Pay attention to the semicolon at the top, this is because we have the following in the prompt:
List the objects, separating each with a comma.
Full code check
Started by
streamlit run advanced/image_auto_annotation.py — server.port 8006 — server.enableCORS false
For the first-time run, the pretrained models will need to be downloaded and this can cause a delay needing patience, waiting and waiting. Once downloaded, you can refresh the page.
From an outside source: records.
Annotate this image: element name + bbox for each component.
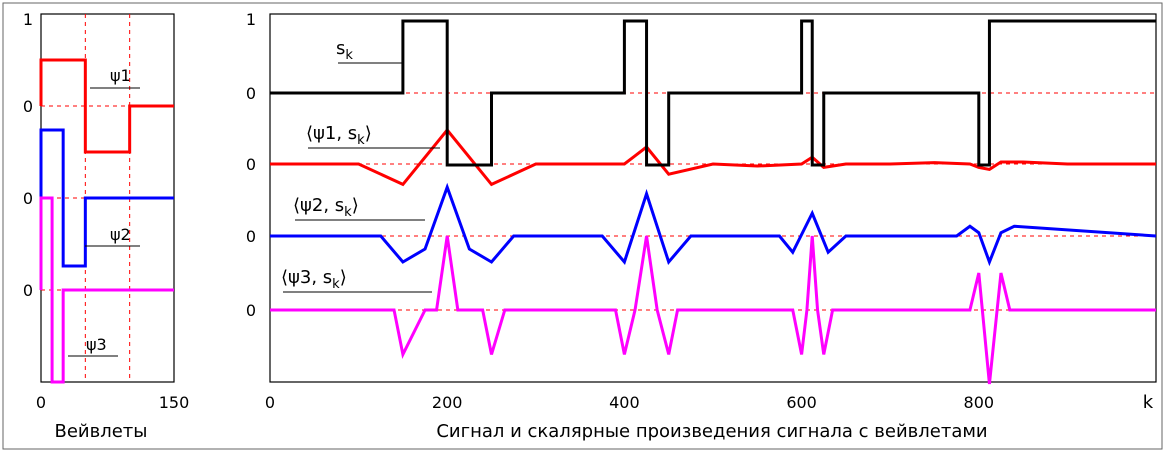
right-x-axis-label: Сигнал и скалярные произведения сигнала … [436, 421, 987, 442]
right-x-tick-label: 200 [432, 393, 463, 412]
right-series-3-line [270, 182, 1157, 267]
psi3-label: ψ3 [86, 335, 107, 354]
right-x-tick-label: 600 [786, 393, 817, 412]
left-y-tick-label: 0 [23, 281, 33, 300]
right-y-tick-labels: 1 0 0 0 0 [246, 10, 256, 320]
left-x-tick-label: 150 [159, 393, 190, 412]
psi2-label: ψ2 [110, 225, 131, 244]
left-series-3-line [39, 196, 174, 384]
right-x-tick-label: 400 [609, 393, 640, 412]
right-y-tick-label: 0 [246, 301, 256, 320]
right-x-tick-label: 800 [964, 393, 995, 412]
left-series-1-line [39, 58, 174, 154]
left-x-tick-labels: 0 150 [36, 393, 189, 412]
right-x-axis-end-label: k [1143, 392, 1154, 413]
right-plot-area [269, 13, 1157, 383]
left-x-tick-label: 0 [36, 393, 46, 412]
right-x-tick-label: 0 [265, 393, 275, 412]
left-y-tick-label: 0 [23, 97, 33, 116]
right-y-tick-label: 1 [246, 10, 256, 29]
right-y-tick-label: 0 [246, 227, 256, 246]
left-y-tick-label: 0 [23, 189, 33, 208]
right-y-tick-label: 0 [246, 84, 256, 103]
psi1-label: ψ1 [110, 66, 131, 85]
left-y-tick-labels: 1 0 0 0 [23, 10, 33, 300]
right-series-1-line [270, 19, 1156, 167]
left-series [39, 58, 174, 384]
left-x-axis-label: Вейвлеты [54, 421, 147, 442]
right-y-tick-label: 0 [246, 155, 256, 174]
right-series-4-line [270, 235, 1156, 385]
right-series-2-line [270, 127, 1156, 187]
right-x-tick-labels: 0 200 400 600 800 [265, 393, 994, 412]
left-y-tick-label: 1 [23, 10, 33, 29]
ip1-label: ⟨ψ1, sk⟩ [306, 123, 372, 148]
ip3-label: ⟨ψ3, sk⟩ [281, 267, 347, 292]
ip2-label: ⟨ψ2, sk⟩ [293, 195, 359, 220]
sk-label: sk [336, 38, 353, 63]
right-series [270, 19, 1157, 385]
signal-panel: 1 0 0 0 0 0 200 400 600 800 k Сигнал и скалярные… [246, 10, 1157, 442]
left-series-2-line [39, 128, 174, 268]
wavelets-panel: 1 0 0 0 0 150 Вейвлеты ψ1 ψ2 ψ3 [23, 10, 189, 442]
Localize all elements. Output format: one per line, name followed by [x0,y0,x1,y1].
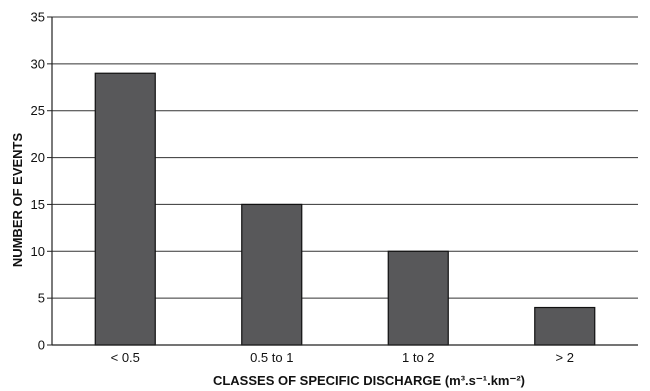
y-tick-label: 30 [31,56,45,71]
bar [94,72,156,346]
bar [534,306,596,346]
y-tick-label: 0 [38,338,45,353]
y-tick-label: 10 [31,244,45,259]
y-tick-label: 20 [31,150,45,165]
x-tick-label: < 0.5 [111,350,140,365]
x-axis-title: CLASSES OF SPECIFIC DISCHARGE (m³.s⁻¹.km… [213,373,525,388]
bar [241,203,303,346]
y-tick-labels: 0 5 10 15 20 25 30 35 [31,10,52,353]
x-tick-label: 1 to 2 [402,350,435,365]
y-tick-label: 25 [31,103,45,118]
x-tick-label: > 2 [556,350,574,365]
x-tick-labels: < 0.5 0.5 to 1 1 to 2 > 2 [111,350,574,365]
y-tick-label: 15 [31,197,45,212]
bar [387,250,449,346]
bars [94,72,596,346]
y-tick-label: 35 [31,10,45,25]
x-tick-label: 0.5 to 1 [250,350,293,365]
y-axis-title: NUMBER OF EVENTS [10,133,25,268]
y-tick-label: 5 [38,291,45,306]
Salesforce/blip-image-captioning-base · Hugging Face
Salesforce/blip-image-captioning-large · Hugging Face
Big Question
Upon seeing this, people may ask, why we need to use an Agent. From the perspective of app design, it seems we don’t need any AI or so-called scheduling, especially when one of the functions is not 100% called (PromptGeneratorTool). We could easily follow traditional programming methods, first invoke the ImageDescriberTool, then the PromptGeneratorTool, and finally the ObjectDetectionTool, to get the same result. Isn’t this the right approach?
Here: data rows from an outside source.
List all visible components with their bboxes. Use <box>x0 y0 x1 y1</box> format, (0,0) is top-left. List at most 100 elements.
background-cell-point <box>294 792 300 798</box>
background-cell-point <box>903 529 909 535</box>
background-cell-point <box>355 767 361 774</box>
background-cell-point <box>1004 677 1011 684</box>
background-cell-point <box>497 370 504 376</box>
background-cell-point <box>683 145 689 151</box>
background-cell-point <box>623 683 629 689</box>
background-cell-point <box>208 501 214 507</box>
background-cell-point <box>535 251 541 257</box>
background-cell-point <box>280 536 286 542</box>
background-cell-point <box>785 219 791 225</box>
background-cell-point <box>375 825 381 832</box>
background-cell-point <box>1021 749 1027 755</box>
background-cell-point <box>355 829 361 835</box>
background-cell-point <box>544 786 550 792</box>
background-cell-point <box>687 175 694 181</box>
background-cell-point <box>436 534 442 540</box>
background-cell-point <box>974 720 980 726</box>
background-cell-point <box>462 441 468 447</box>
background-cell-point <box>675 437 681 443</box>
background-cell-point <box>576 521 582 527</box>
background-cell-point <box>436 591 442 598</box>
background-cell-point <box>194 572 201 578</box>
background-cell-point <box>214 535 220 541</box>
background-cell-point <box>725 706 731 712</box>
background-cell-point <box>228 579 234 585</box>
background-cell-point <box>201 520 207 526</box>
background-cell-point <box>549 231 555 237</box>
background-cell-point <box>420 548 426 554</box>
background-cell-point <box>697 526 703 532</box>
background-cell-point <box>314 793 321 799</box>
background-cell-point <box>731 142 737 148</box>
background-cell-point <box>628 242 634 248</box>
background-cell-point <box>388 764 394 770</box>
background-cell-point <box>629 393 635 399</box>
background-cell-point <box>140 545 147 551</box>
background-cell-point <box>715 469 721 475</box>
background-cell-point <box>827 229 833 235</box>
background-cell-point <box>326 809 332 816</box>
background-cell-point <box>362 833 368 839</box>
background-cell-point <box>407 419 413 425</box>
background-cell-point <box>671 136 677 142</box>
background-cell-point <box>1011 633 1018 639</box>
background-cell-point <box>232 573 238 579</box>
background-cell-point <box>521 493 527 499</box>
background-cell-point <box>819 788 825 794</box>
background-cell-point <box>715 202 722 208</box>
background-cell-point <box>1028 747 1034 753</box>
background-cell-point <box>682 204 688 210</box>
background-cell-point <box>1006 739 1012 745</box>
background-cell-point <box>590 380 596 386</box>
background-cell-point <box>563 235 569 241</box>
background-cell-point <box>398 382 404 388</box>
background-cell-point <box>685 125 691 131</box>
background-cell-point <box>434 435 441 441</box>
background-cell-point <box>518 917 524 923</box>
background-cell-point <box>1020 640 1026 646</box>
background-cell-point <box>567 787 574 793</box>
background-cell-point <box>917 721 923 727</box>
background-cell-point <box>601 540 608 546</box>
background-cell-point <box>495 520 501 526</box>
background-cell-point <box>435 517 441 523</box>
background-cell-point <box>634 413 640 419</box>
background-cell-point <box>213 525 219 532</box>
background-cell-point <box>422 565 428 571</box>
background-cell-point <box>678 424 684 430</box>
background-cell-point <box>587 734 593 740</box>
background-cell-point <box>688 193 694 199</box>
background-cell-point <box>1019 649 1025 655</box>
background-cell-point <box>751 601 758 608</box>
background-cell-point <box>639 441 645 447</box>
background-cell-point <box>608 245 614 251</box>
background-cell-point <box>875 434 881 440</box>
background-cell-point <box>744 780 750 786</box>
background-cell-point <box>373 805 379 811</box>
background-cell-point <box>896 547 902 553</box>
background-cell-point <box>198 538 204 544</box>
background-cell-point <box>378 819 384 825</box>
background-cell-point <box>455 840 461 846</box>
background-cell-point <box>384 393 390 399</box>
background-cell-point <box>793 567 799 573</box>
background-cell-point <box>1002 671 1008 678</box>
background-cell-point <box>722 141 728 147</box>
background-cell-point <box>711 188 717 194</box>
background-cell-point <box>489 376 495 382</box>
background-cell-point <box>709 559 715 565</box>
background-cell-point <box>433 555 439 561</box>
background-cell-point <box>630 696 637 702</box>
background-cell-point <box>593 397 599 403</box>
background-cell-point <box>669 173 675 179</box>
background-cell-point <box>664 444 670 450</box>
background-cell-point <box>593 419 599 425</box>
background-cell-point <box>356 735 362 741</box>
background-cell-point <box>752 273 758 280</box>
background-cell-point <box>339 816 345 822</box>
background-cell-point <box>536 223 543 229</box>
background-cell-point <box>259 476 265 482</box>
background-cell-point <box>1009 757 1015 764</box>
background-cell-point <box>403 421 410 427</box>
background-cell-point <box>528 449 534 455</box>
Absolutely no problem, you can do it this way. In fact, I would also choose to do so. As the first possible approach, I would use this method to validate each function. Manual intervention is completely reliable, isn’t it?
Then, when dozens of functions may be used by the app, AI scheduling becomes another option. What we need to do is provide each function with a necessary and useful description; the more precise, the more reliable.
Pros
Did you notice? These functions do not have an “active, explicit” utility in this app. The whole process begins with an external prompt providing enough input and output information. This one sentence replaces what could potentially be dozens of function calls.
Cons
As the number of functions increases and the consumption of functions themselves needs to be executed, the time of the entire scheduling process also increases, especially when using a remote deployed model like OpenAI’s LLM. It is recommended to deploy LLM to the local environment using https://ollama.ai/.
Final
That’s it, use AI to select the suitable functions, learn more English, improve English writing ability, and enhance the quality and level of function description.
This is the software development process in the AI era based on different models.